Kagami Jigoku Kobayashi

Paperback, 144 pages

Carnal Curses, Disfigured Dreams presents an illustrated, annotated and indexed filmography of all pre-war and immediately post-war Japanese films in the genres of horror, fantasy, science fiction, and weird mystery, and is the first English-language book to do so.

Due to Japan’s rich tradition of ghost stories, heroic legends and folkloric hierarchy of demonic yokai, an unusually large percentage of films made in the country’s early years of film production were based on phantastic myths and supernaturally-driven narratives. By 1915, a new genre of ninjutsu (“secret combat techniques”) films emerged, with many narratives involving shape-shifting and magic, giving rise to Japanese cinema’s first wave of special-effects technicians. In the 1930s, low-budget exploitation companies such as Kyokuto and Zensho produced dozens of pulp horror movies, including a startling hybrid genre from Kyokuto which mixed samurai and robots. Zombies, vampires, mechanical men, mad scientists, monsters, killer apes, living statues, ghosts, demons – all the iconic figures of bizarre cinema can be found in Japan’s early film output, filtered through that country’s unique lens of culture and myth.

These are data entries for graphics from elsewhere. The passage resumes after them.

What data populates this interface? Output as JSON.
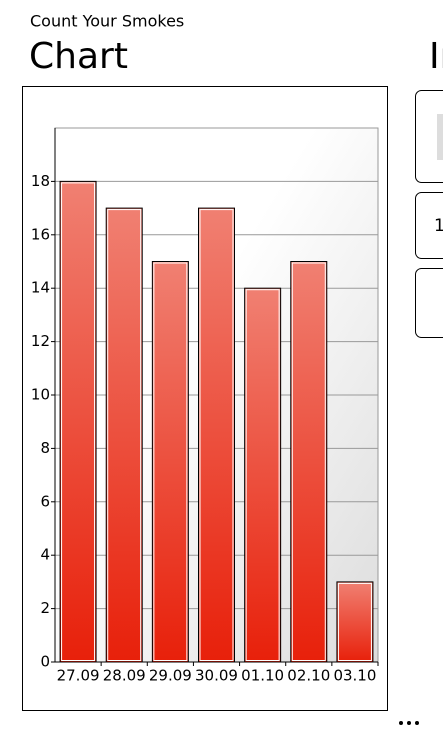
{
  "app_title": "Count Your Smokes",
  "pivot": {
    "current": "Chart",
    "next": "In"
  },
  "panel_value": "1",
  "chart_data": {
    "type": "bar",
    "categories": [
      "27.09",
      "28.09",
      "29.09",
      "30.09",
      "01.10",
      "02.10",
      "03.10"
    ],
    "values": [
      18,
      17,
      15,
      17,
      14,
      15,
      3
    ],
    "color": "#e8230f",
    "ylim": [
      0,
      20
    ],
    "yticks": [
      0,
      2,
      4,
      6,
      8,
      10,
      12,
      14,
      16,
      18
    ],
    "grid": true
  }
}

Carnal Curses, Disfigured Dreams lists over 500 films in a detailed, chronological filmography, includes over 30 woodblock print illustrations, reproduces 65 extremely rare film production photographs and posters – most of which have never been published before, even in Japan – and concludes with an index of all films referenced in the text.

Japanese Film Perspectives is a new series of historical studies based on new and original research, and anchored around never-before-seen photographic images.